Bitlis Valisi Ahmet Çınar, önümüzdeki yaz aylarında yıkımına başlayacakları Emek Pasajı/Hal Binasında (Dere üstü esnafı) esnaflık yapanlarla bir araya gelerek, yeni hal binası ve yıkım çalışmalarına ilişkin konuştu.
Vali Çınar, burada yaptığı açıklamada, hal binasının gerek çürük olmasının ve gerekse yeni hal binasının faaliyete girmesi ile birlikte yıkılacağını söyledi. Buradaki esnafların zarar görmemesi için ortak bir çalışma yürüteceklerini, bu toplantının da görüş alışverişinde bulunulması için düzenlendiğini belirtti.
"Bu şehrin valisi olarak çarşıya ineyim, dolaşayım, bir yerde çay içeyim diyesim gelmiyor"

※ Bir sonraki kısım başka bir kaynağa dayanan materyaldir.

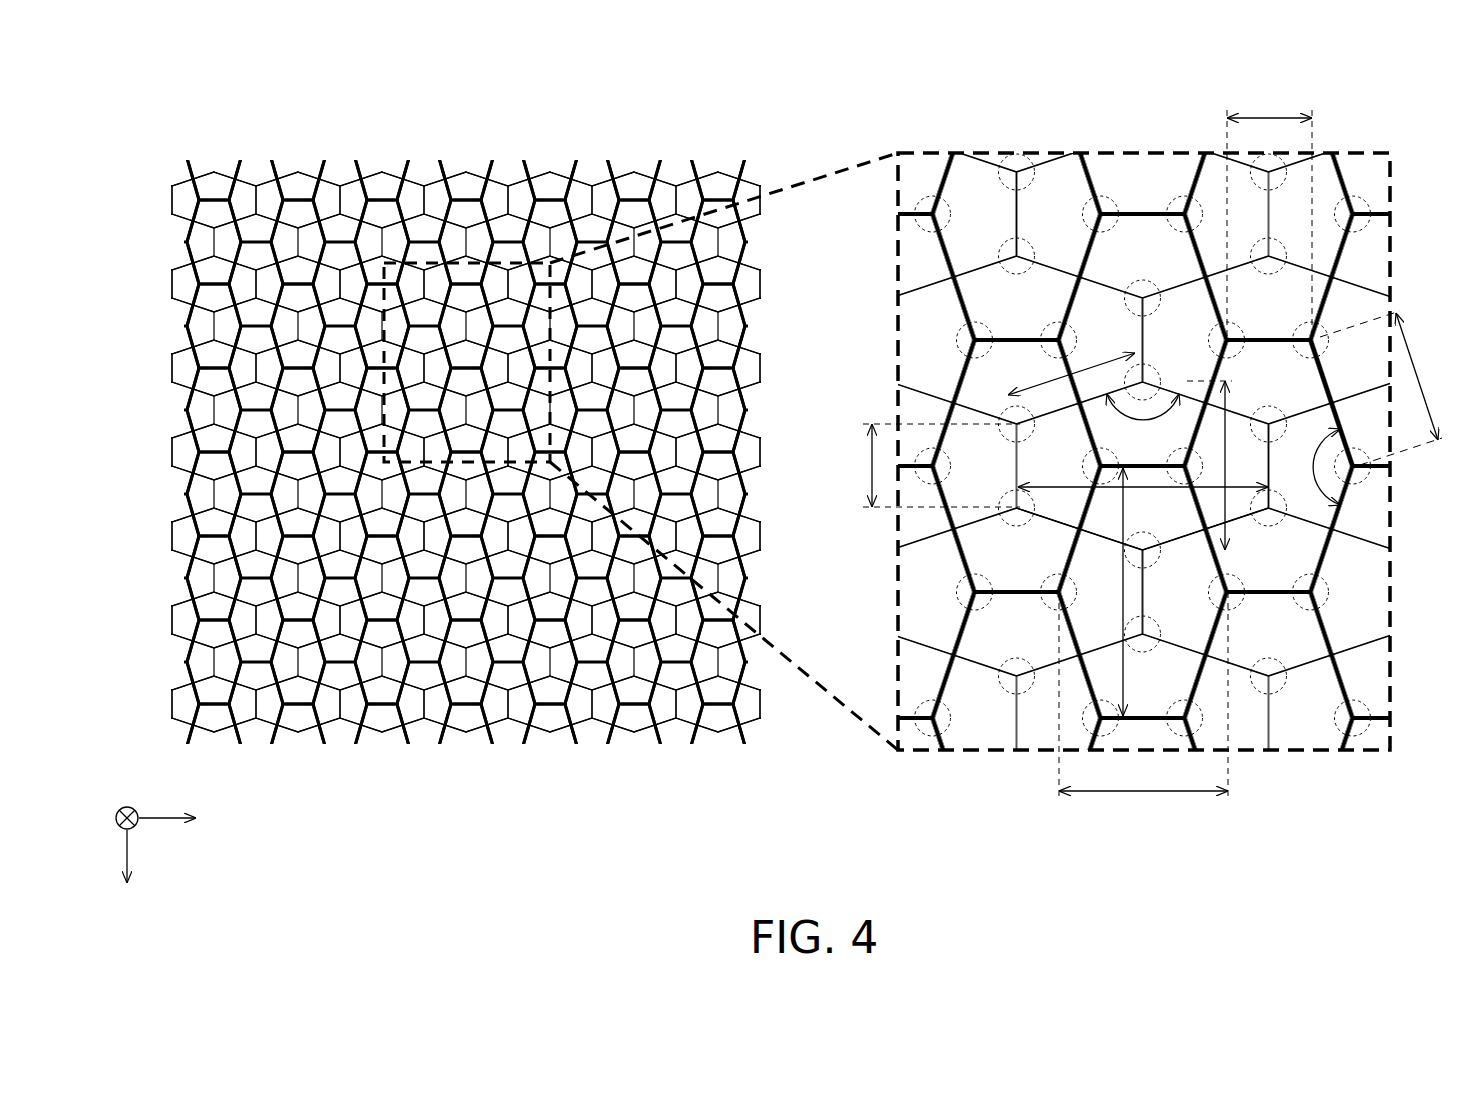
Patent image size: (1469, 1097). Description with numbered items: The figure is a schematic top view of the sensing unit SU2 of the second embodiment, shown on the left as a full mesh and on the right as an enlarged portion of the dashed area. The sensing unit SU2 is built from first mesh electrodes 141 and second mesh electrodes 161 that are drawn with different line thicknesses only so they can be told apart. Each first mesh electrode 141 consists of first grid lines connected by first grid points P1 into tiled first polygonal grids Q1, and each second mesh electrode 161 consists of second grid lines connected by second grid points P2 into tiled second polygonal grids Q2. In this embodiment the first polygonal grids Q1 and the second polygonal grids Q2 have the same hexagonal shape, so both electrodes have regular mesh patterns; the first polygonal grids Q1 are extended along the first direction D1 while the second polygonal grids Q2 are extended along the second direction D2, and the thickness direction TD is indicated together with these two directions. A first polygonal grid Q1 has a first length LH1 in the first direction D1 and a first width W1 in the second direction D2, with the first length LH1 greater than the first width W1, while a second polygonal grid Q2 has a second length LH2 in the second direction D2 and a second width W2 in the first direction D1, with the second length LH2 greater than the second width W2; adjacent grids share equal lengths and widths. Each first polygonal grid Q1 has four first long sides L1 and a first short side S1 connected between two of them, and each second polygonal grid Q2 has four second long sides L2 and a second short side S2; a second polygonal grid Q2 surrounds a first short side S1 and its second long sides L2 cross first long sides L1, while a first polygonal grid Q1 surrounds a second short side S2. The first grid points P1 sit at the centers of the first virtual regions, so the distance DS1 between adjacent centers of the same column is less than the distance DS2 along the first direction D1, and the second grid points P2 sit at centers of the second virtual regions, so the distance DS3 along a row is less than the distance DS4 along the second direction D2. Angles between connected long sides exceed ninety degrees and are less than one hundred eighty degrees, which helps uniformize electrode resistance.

The sensing unit SU2 is at (222, 115).
The first mesh electrode 141 is at (440, 175).
The second mesh electrode 161 is at (548, 191).
The first grid point P1 is at (1016, 242).
The second grid point P2 is at (972, 341).
The first polygonal grid Q1 is at (1056, 523).
The second polygonal grid Q2 is at (1145, 205).
The first long side L1 is at (1240, 518).
The second long side L2 is at (1323, 372).
The first short side S1 is at (1270, 475).
The second short side S2 is at (1270, 594).
The distance between center points of adjacent first virtual regions of the same col DS1 is at (920, 465).
The distance between center points of adjacent first virtual regions in the first di DS2 is at (1072, 360).
The distance between center points of adjacent second virtual regions of the same ro DS3 is at (1269, 213).
The distance between center points of adjacent second virtual regions in the second DS4 is at (1394, 388).
The first length LH1 is at (1143, 471).
The second length LH2 is at (1152, 592).
The first width W1 is at (1230, 465).
The second width W2 is at (1143, 709).
The thickness direction TD is at (122, 801).
The first direction D1 is at (189, 823).
The second direction D2 is at (126, 877).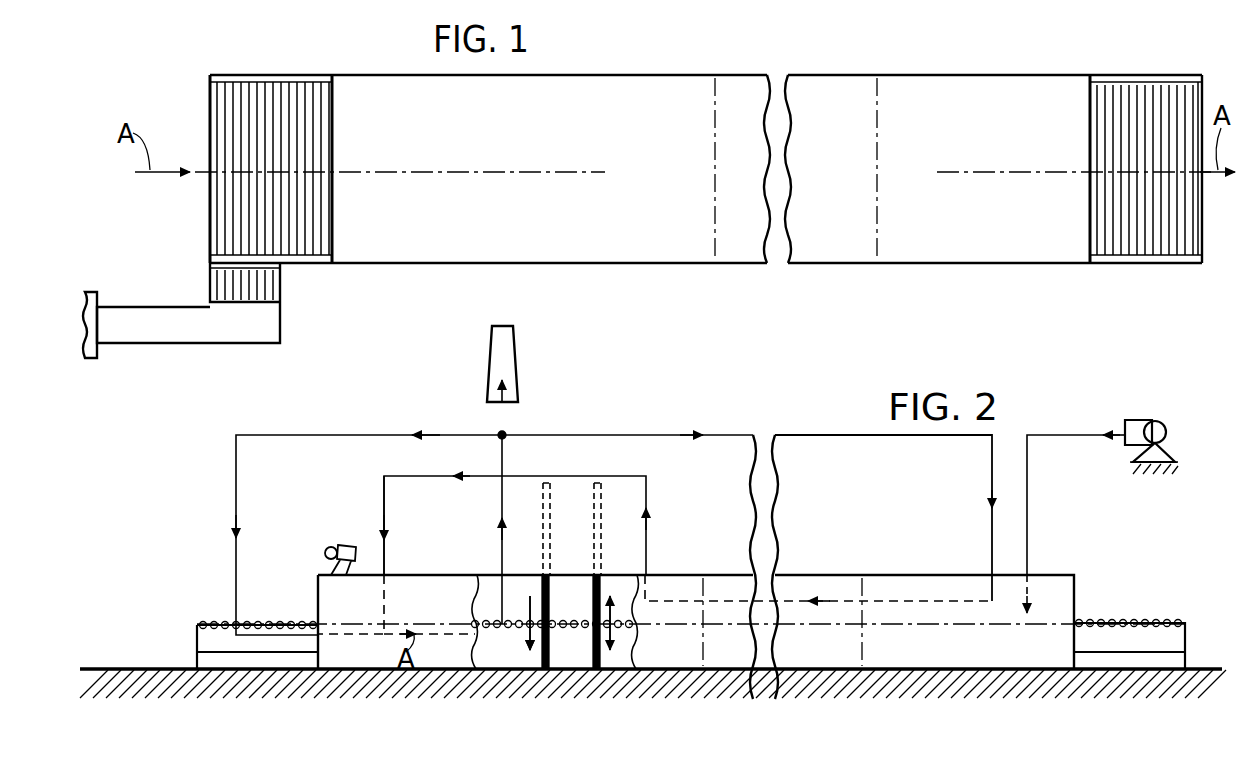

Bitlis’in 1930’lardaki şehirleri andırdığını dile getiren Vali Çınar, şunları söyledi: “Bitlis çarşısı Özel İdareye ait bir otel gibi, sanki burada bütün işgalleri devlet yapmış gibi görünüyor. Bu bina yapılırken, geleceği görememe anlayışı çizilmiş. Dere üstünde bundan başka da birçok bina var. Bunlar valiliğin, belediyenin ya da vakıflara ait işyerleri. Bitlis maalesef o güzel coğrafyasına, o güzel yapılara uymayan geri kalmışlıkta 1930’ların şehirlerini andıran sıkıntılı bir şehir durumunda. Bu haliyle de sürekli bir gerileme var, asla bir ilerleme de yok. Olmasına da imkân yok. İnsanların yaşayabilecekleri bir alan oturdukları ev, çevre, çarşı-pazar, sosyal imkânlar, yürüyüş alanları ne derseniz deyin. Hepsini birlikte düşününce onlara uygun mekân sağlamadığınızda insanlar buraya gelmiyorlar. Köylerimizden biraz insanlar gelip alışveriş yapıyorlar ama alışverişte daha çok para harcayacak kesimler bu şehre gelmiyor. Gelmelerine imkân yok, giderek de kaçacaklar. Bu şehrin valisi olarak bir çarşıya ineyim, şöyle bir dolaşayım, bir yerde çay içeyim diyesim gelmiyor. Böyle bir imkân, mekân olmadı. Esnafla buluşmak olmasa çarşıya inesim gelmiyor.”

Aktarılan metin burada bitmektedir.